Discussion
Trial-embedded evaluation of patient-reported SDoH is feasible and
acceptable as evidenced by high participation and response rates, low
data missingness, and minimal attrition in the first pediatric oncology
trial-embedded SDoH study. Baseline SDoH surveys were completed during
ALL induction therapy—frequently a time of high clinical acuity and
family stress—with a response rate of nearly 96%, demonstrating both
the feasibility of early data collection and the salience families place
on sharing these data with researchers. We identified no significant
differences in baseline characteristics between the overall trial cohort
and SDoH cohort study participants, indicating acceptability of this
trial-embedded study approach to a representative population of
families. Finally, this study successfully collected SDoH survey data
from families regardless of language (including English, Spanish,
French, Russian, and Portuguese) utilizing an equity-based approach that
allowed survey administration with an appropriate interpreter.
Adverse SDoH are highly prevalent within the US population, with poverty
as a key example. Nearly one in six US children live in households that
meet the federal definition of income poverty,14 and
poverty is associated with higher rates of relapse, lower overall
survival, and inferior patient- and parent-reported
outcomes.2,8,15,16 Given that the financial toxicity
of cancer therapy—including economic burdens of travel to and lodging
near treating institutions, out-of-pocket medical expenses, and foregone
parental income due to treatment-related work disruptions—can cause or
exacerbate financial hardship for families,13,17,18longitudinal assessment of SDoH over the course of cancer therapy is
critical, and feasible as demonstrated by low attrition rates in our
study.
These feasibility data directly challenge the narratives that patients
are hesitant to share sensitive sociodemographic/socioeconomic
information in a clinical-trial context, and that patient-reported SDoH
data collection is overly burdensome to sites or participants. Pediatric
oncology has embraced the systematic collection of identified biological
risk factors for outcome even absent effective drug interventions, in
order to inform future interventional research. Vital next steps include
integration of SDoH data collection in cooperative group trials
alongside collection of biological risk factors, and development and
evaluation of trial-embedded health-equity
interventions.19 This effort will require
institutional and payor-level commitment to funding scalable
social-needs care delivery models.
Limitations of this study include demonstration of feasibility within a
small (8-center) consortium with sites limited to the US East Coast and
Canada. Evaluation of similar trial-embedded SDoH collection is ongoing
in Children’s Oncology Group trials across >180 sites. As
detailed sociodemographic data are not routinely collected in trial
case-report forms, we are unable to determine whether SDoH study
non-participants differ from participants on the basis of family income,
insurance status, or other SDoH. Finally, this study design utilized an
opt-in approach at time of trial consent given lack of feasibility data
regarding collection of SDoH in a trial setting. While we observed no
differences between participants and non-participants in our study, this
methodological approach reinforces the preconception that these data are
not important to families and may lead to bias in data collection.

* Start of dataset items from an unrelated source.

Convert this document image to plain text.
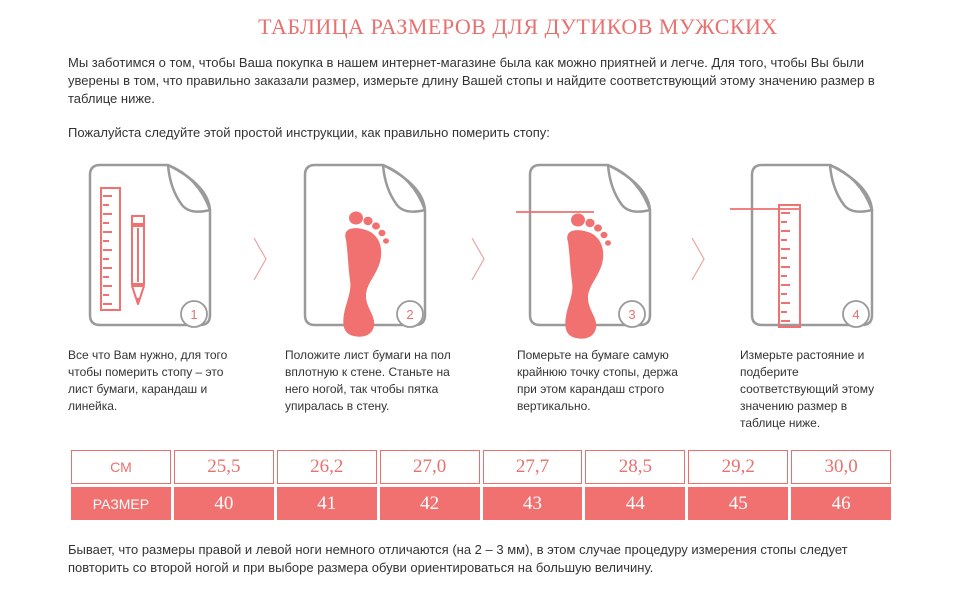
ТАБЛИЦА РАЗМЕРОВ ДЛЯ ДУТИКОВ МУЖСКИХ
Мы заботимся о том, чтобы Ваша покупка в нашем интернет-магазине была как можно приятней и легче. Для того, чтобы Вы были уверены в том, что правильно заказали размер, измерьте длину Вашей стопы и найдите соответствующий этому значению размер в таблице ниже.
Пожалуйста следуйте этой простой инструкции, как правильно померить стопу:
1	2	3	4
Все что Вам нужно, для того чтобы померить стопу – это лист бумаги, карандаш и линейка.
Положите лист бумаги на пол вплотную к стене. Станьте на него ногой, так чтобы пятка упиралась в стену.
Померьте на бумаге самую крайнюю точку стопы, держа при этом карандаш строго вертикально.
Измерьте растояние и подберите соответствующий этому значению размер в таблице ниже.
СМ	25,5	26,2	27,0	27,7	28,5	29,2	30,0
РАЗМЕР	40	41	42	43	44	45	46
Бывает, что размеры правой и левой ноги немного отличаются (на 2 – 3 мм), в этом случае процедуру измерения стопы следует повторить со второй ногой и при выборе размера обуви ориентироваться на большую величину.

Future studies must integrate SDoH data collection as a required
component of clinical trials based on evidence of salience to child
outcomes and feasibility of collection.
Achieving health equity in disease outcomes is paramount and cannot be
accomplished in the absence of SDoH data to guide design and evaluation
of interventions. SDoH data collection must become standard practice
within oncology clinical trials, alongside trial-embedded health equity
interventions to ameliorate outcome disparities.